Unfortunately, walks with Simcha end in a tragedy: after sneaking to the park, he drowns in the pond while chasing the ducks he loved so much. Some in the community hold Chaya responsible for his death. However, in a scene where Chaya goes to the family's mourning service, the mother feels compassion for Chaya and realizes that Chaya felt a deep connection with Simcha. As an act of acceptance, his mother rips Chaya's shirt, which is a sign of a mourner (a sibling, parent, child or spouse of the deceased) in Jewish tradition.

The boy's father finally, albeit silently, acknowledges Chaya's connection with Simcha when she observes the graveside service.
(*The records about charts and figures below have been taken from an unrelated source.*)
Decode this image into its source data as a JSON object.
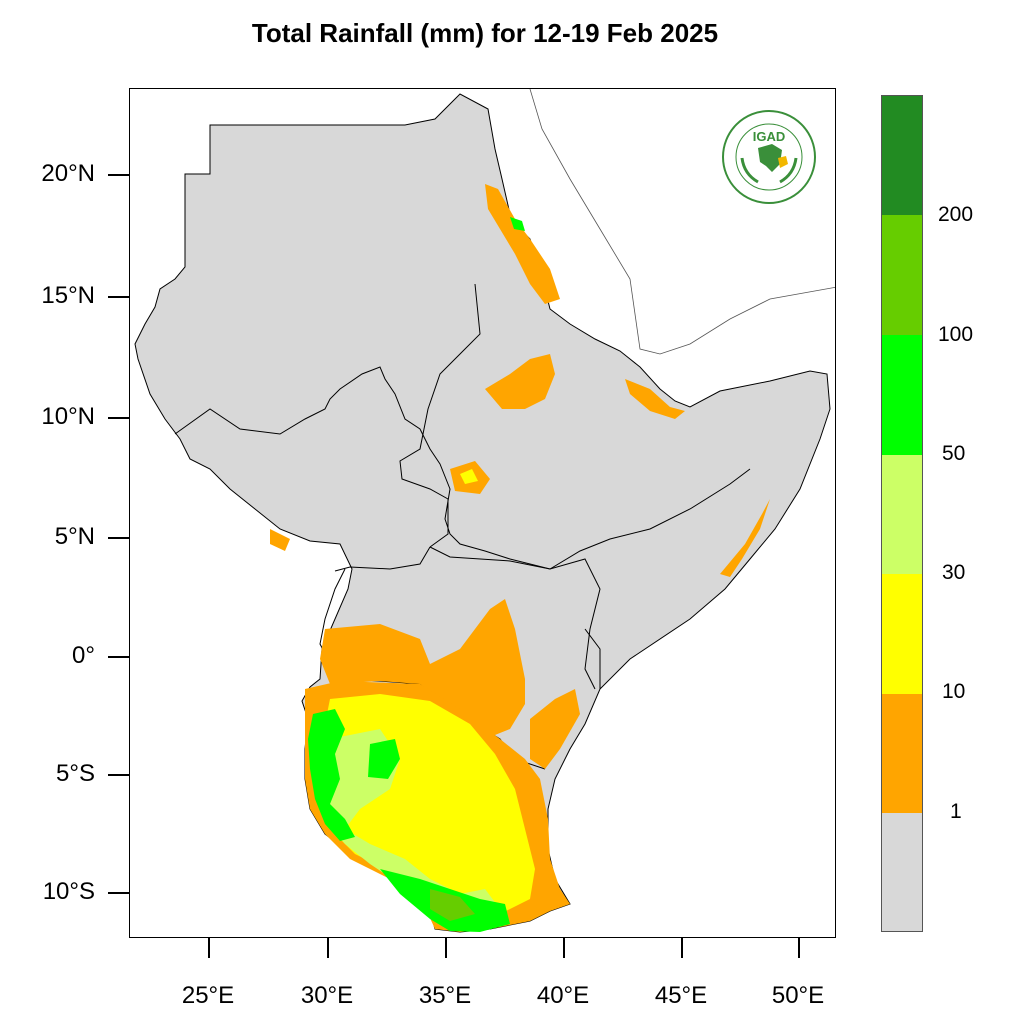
{
  "title": "Total Rainfall (mm) for 12-19 Feb 2025",
  "logo": {
    "text": "IGAD",
    "ring_text": "INTERGOVERNMENTAL AUTHORITY ON DEVELOPMENT",
    "icon": "igad-logo"
  },
  "lat_labels": [
    "20°N",
    "15°N",
    "10°N",
    "5°N",
    "0°",
    "5°S",
    "10°S"
  ],
  "lon_labels": [
    "25°E",
    "30°E",
    "35°E",
    "40°E",
    "45°E",
    "50°E"
  ],
  "legend": {
    "labels": [
      "200",
      "100",
      "50",
      "30",
      "10",
      "1"
    ],
    "colors": [
      "#228B22",
      "#66CD00",
      "#00FF00",
      "#CCFF66",
      "#FFFF00",
      "#FFA500",
      "#D8D8D8"
    ]
  },
  "map_colors": {
    "land": "#D8D8D8",
    "c1": "#FFA500",
    "c2": "#FFFF00",
    "c3": "#CCFF66",
    "c4": "#00FF00",
    "c5": "#66CD00"
  }
}
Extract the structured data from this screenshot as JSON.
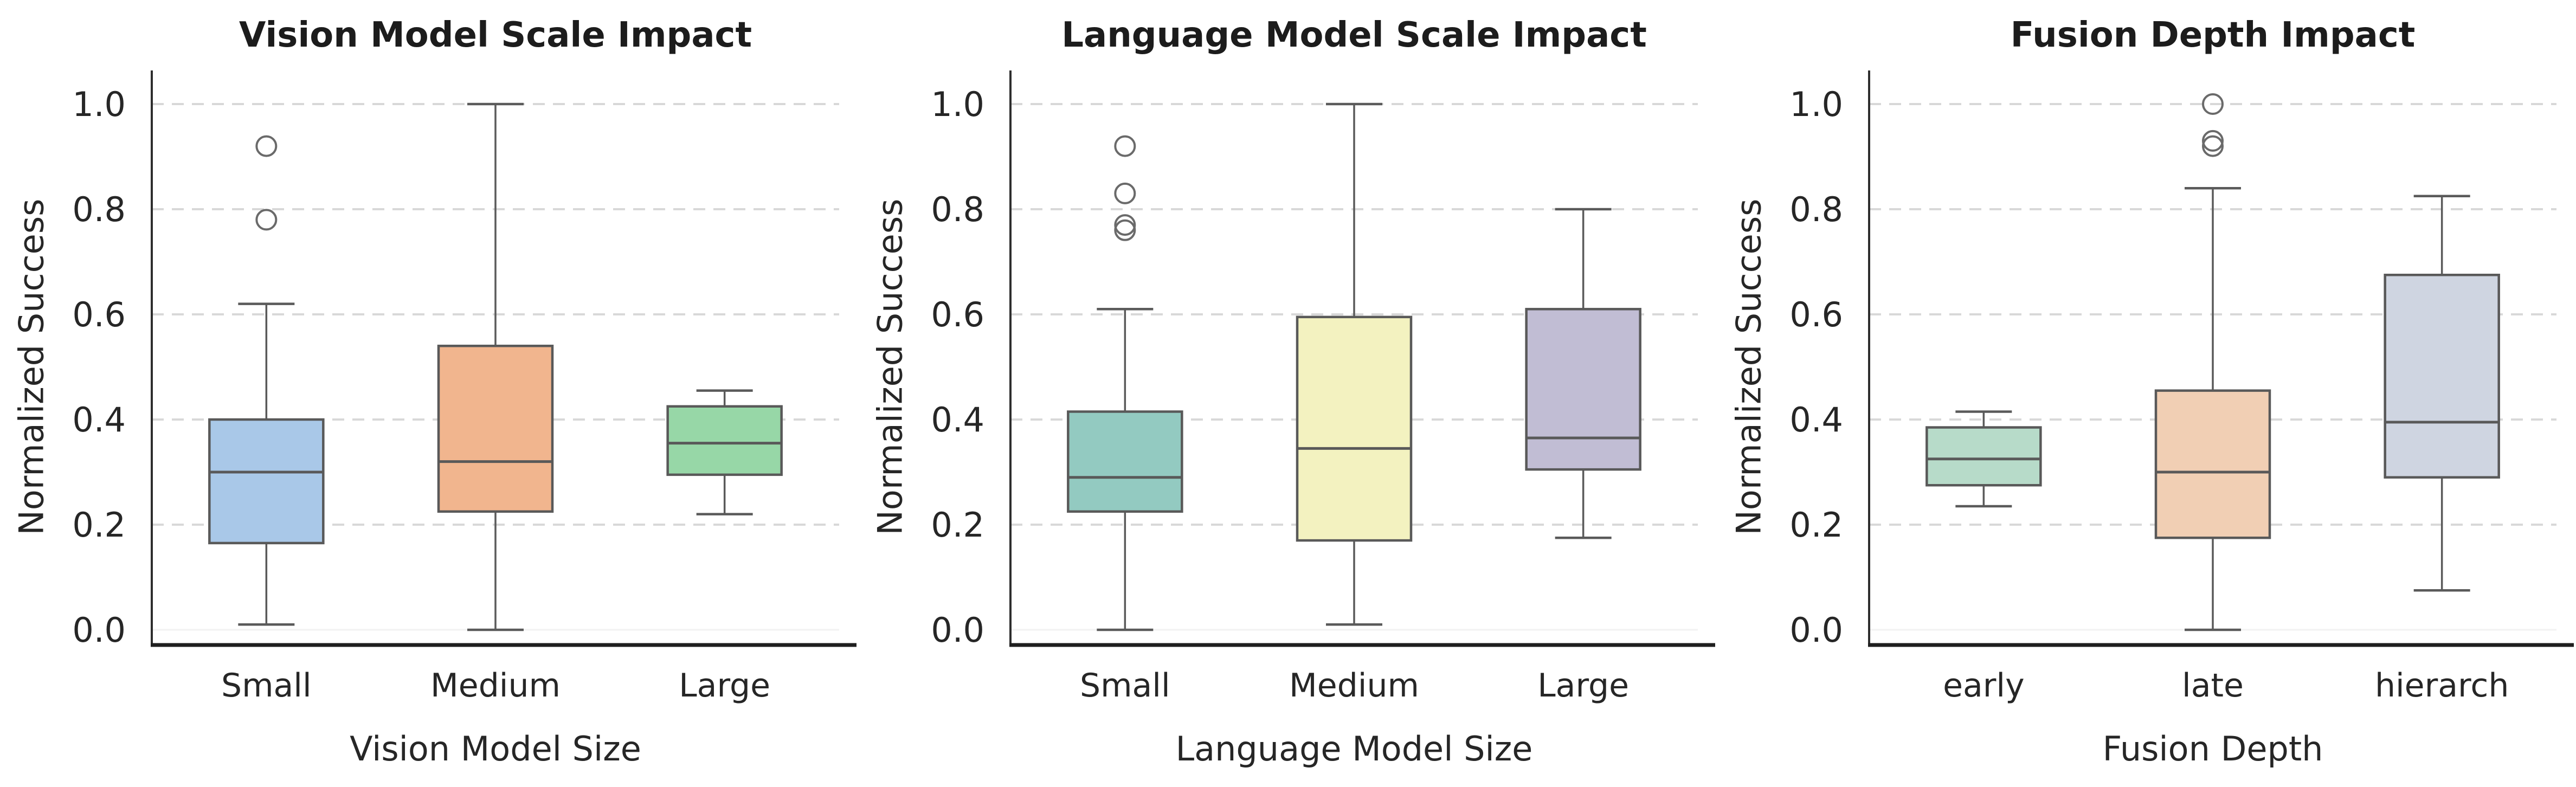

Chaya's experience allows her to finally accept her parents' past and to embrace her own Jewishness.

The film is a commentary not only on external (gentile) antisemitism, but also on the lack of connection and self-acceptance of assimilated Jews.

==Cast==
- Laura Fraser as Chaya Silberschmidt
- Adam Monty as Simcha Kalman
- Isabella Rossellini as Mrs. Kalman
- Jeroen Krabbé as Mr. Kalman
- Chaim Topol as Yacov Apfelschnitt
- Marianne Sägebrecht as Mrs. Silberschmidt
- Maximilian Schell as Mr. Silberschmidt
  - Koen De Bouw as Mr. Silberschmidt (at age of 20)
- David Bradley - Concierge
- Heather Weeks as Sofie
- Miriam Margolyes as Mrs. Goldman
- Lex Goudsmit as Mr. Goldman

==Awards==
The film was entered into the 48th Berlin International Film Festival, where the film won the Blue Angel Award and Isabella Rossellini won an Honourable Mention.